У Голиафа были все шансы выиграть сражение. Нечего было сорок дней подряд выходить на поле, вызывая бойцов на поединок! Уже на третий день, когда желающих не оказалось, нужно было переходить в наступление и разгонять морально подавленного противника кнутом. Но Голиаф, по-видимому, сам не очень хотел воевать. Ему больше нравилось сверкать своими технически передовыми доспехами на парадах, эксплуатируя славу великого героя и … дожидаясь Давида с мешком булыжников.

Не бойся Голиафа!

Бойся стереотипа, утверждающего, что Голиаф — непобедим.

Эти шикарные белогвардейцы…

Это моя любимая забава. Бывает, закроешь глаза и словно с высоты увидишь степь у цепочки людей в шинелях, черные игрушки пушек. Только оказалось, что даже белый цвет имеет множество оттенков.

Отчетливо помню день, когда впервые прочитал «Белую гвардию» Булгакова. Это был 1983 год. Зима. Наверное, январь или февраль. Книгу мне дали на несколько дней. По большому блату. В андроповском СССР она была жутким дефицитом. За киевским окном шел снег. По улице медленно пробирался трамвай. А я стоял у окна, и в голове моей еще крутились петлюровцы, гетман, потемневшая от холода кокарда на фуражке Мышлаевского и бессмертная фраза на печке: «Слухи грозные, ужасные — наступают банды красные»…

Мне было четырнадцать. И я жалел об одном — что не родился в царствование государяимператора Николая Александровича и не могу, следовательно, быть кадетом, юнкером или лейб-гвардии штабс-ротмистром в кавалерийской длинной шинели. История, казалось, прошла мимо. Скука-с, поручик! Со мной происходило то же, что и с Дон Кихотом. Тот, начитавшись рыцарских романов, возжелал стать странствующим рыцарем. А я — белогвардейцем. Ведь что такое «Белая гвардия»? Самый что ни на есть настоящий рыцарский роман!

Впрочем, время на излете застоя идеально соответствовало таким мечтам. Глоток свободы можно было потянуть только из фильмов о гражданской войне. Победили в ней красные. Но фильмы нельзя снимать только о победителях. В них должны быть еще и «враги». И враги эти выглядели куда симпатичнее, чем большевики-революционеры. Разве мог маленький плешивый Ленин с бородкой тягаться с великолепным генералом Чернотой из «Бега»? Разве могла кровавая маньячка Анка-пулеметчица — явно латентная лесбиянка, лютой ненавистью ненавидящая мужчин, сравниться с идущим на верную смерть офицерским строем в «Чапаеве»? Помните того, с дымящейся сигарой во рту? Чем он был хуже японских самураев — этот русский шикарный самоубийца, прущий прямо на пулемет, лишь бы не жить в стране победившего социализма?

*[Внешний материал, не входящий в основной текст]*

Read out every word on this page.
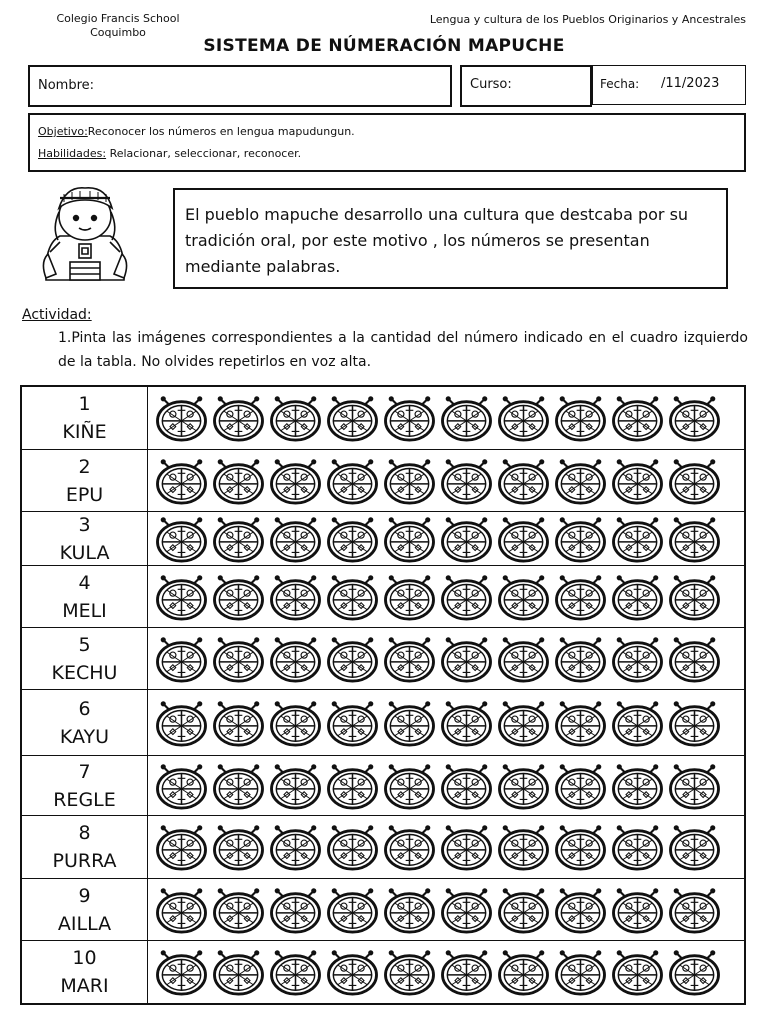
Colegio Francis School
Coquimbo
Lengua y cultura de los Pueblos Originarios y Ancestrales
SISTEMA DE NÚMERACIÓN MAPUCHE
Nombre:	Curso:	Fecha: /11/2023
Objetivo:Reconocer los números en lengua mapudungun.
Habilidades: Relacionar, seleccionar, reconocer.
El pueblo mapuche desarrollo una cultura que destcaba por su tradición oral, por este motivo , los números se presentan mediante palabras.
Actividad:
1.Pinta las imágenes correspondientes a la cantidad del número indicado en el cuadro izquierdo de la tabla. No olvides repetirlos en voz alta.
1
KIÑE
2
EPU
3
KULA
4
MELI
5
KECHU
6
KAYU
7
REGLE
8
PURRA
9
AILLA
10
MARI
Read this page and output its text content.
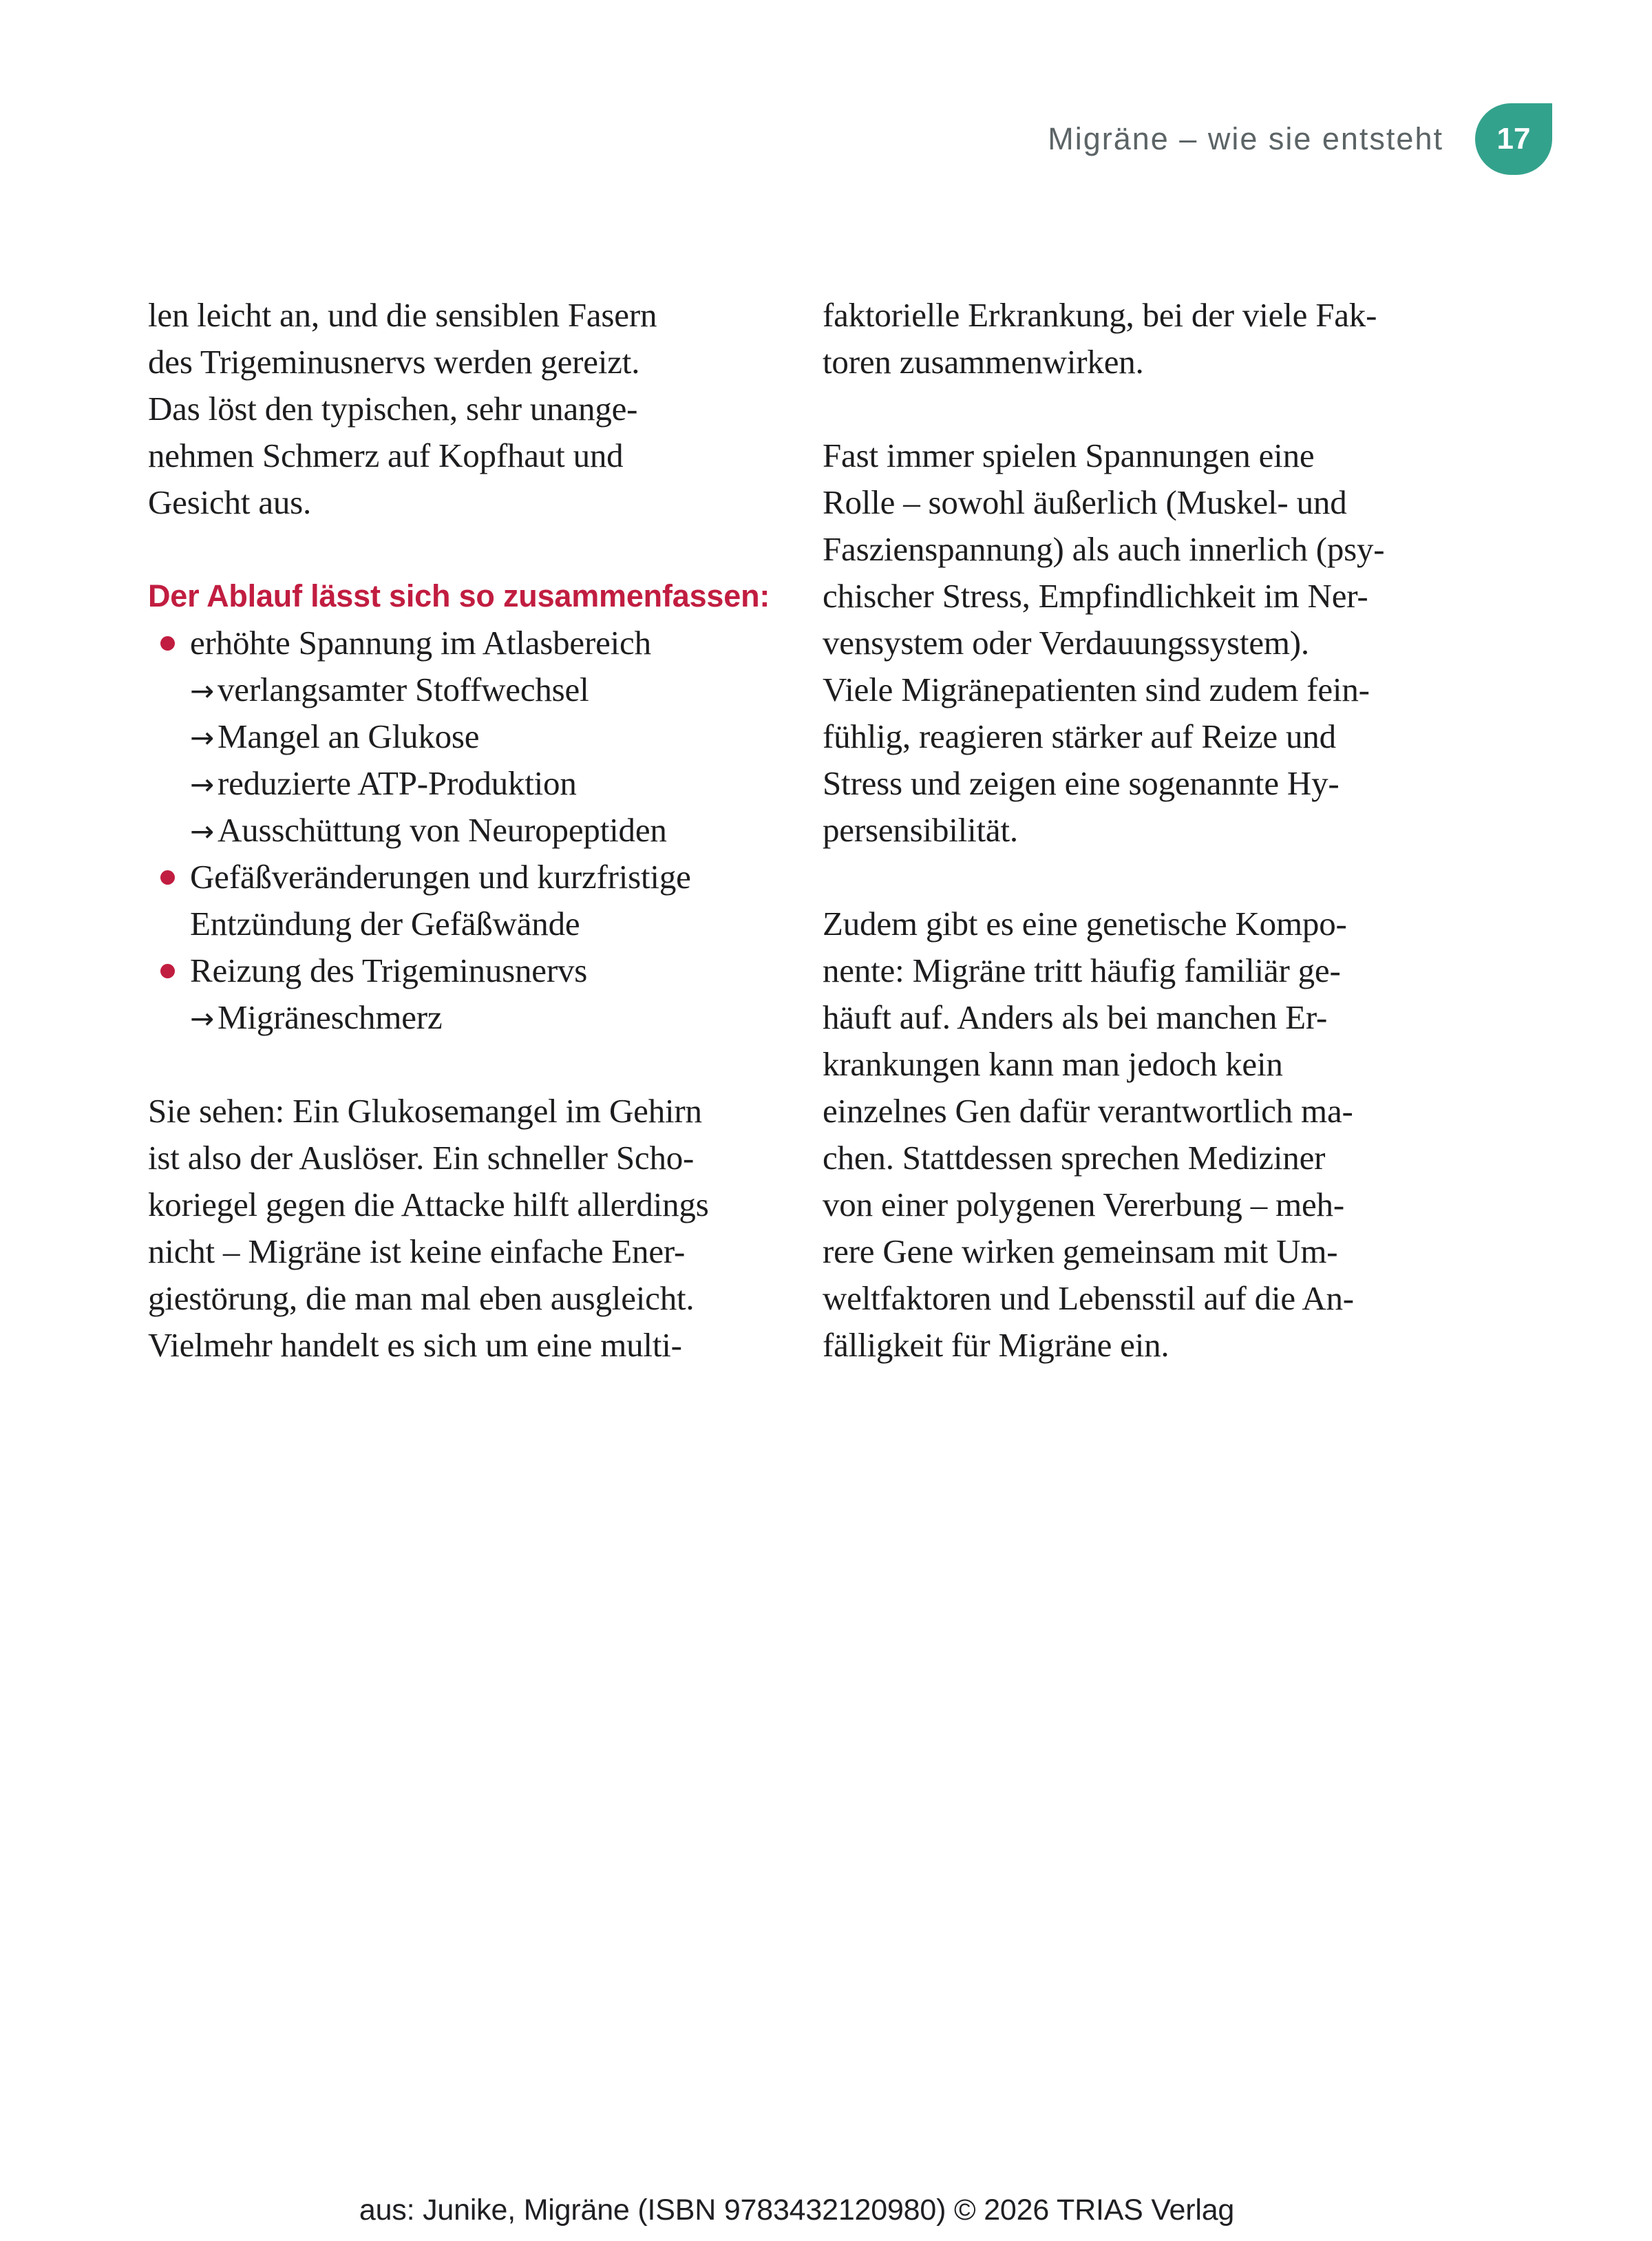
Migräne – wie sie entsteht	17
len leicht an, und die sensiblen Fasern
des Trigeminusnervs werden gereizt.
Das löst den typischen, sehr unange-
nehmen Schmerz auf Kopfhaut und
Gesicht aus.
Der Ablauf lässt sich so zusammenfassen:
erhöhte Spannung im Atlasbereich
→ verlangsamter Stoffwechsel
→ Mangel an Glukose
→ reduzierte ATP-Produktion
→ Ausschüttung von Neuropeptiden
Gefäßveränderungen und kurzfristige
Entzündung der Gefäßwände
Reizung des Trigeminusnervs
→ Migräneschmerz
Sie sehen: Ein Glukosemangel im Gehirn
ist also der Auslöser. Ein schneller Scho-
koriegel gegen die Attacke hilft allerdings
nicht – Migräne ist keine einfache Ener-
giestörung, die man mal eben ausgleicht.
Vielmehr handelt es sich um eine multi-
faktorielle Erkrankung, bei der viele Fak-
toren zusammenwirken.
Fast immer spielen Spannungen eine
Rolle – sowohl äußerlich (Muskel- und
Faszienspannung) als auch innerlich (psy-
chischer Stress, Empfindlichkeit im Ner-
vensystem oder Verdauungssystem).
Viele Migränepatienten sind zudem fein-
fühlig, reagieren stärker auf Reize und
Stress und zeigen eine sogenannte Hy-
persensibilität.
Zudem gibt es eine genetische Kompo-
nente: Migräne tritt häufig familiär ge-
häuft auf. Anders als bei manchen Er-
krankungen kann man jedoch kein
einzelnes Gen dafür verantwortlich ma-
chen. Stattdessen sprechen Mediziner
von einer polygenen Vererbung – meh-
rere Gene wirken gemeinsam mit Um-
weltfaktoren und Lebensstil auf die An-
fälligkeit für Migräne ein.
aus: Junike, Migräne (ISBN 9783432120980) © 2026 TRIAS Verlag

«Адъютант его превосходительства» агитировал против советской власти лучше любого «вражьего голоса», воркующего ночью за западные деньги по Би-Би-Си. «Тихий Дон» подтачивал колхозную систему надежнее всех кулаков в мире. Если ради этой системы погубили таких казаков, как Гришка Мелехов и Пантелей Прокофьевич, то на черта она нужна?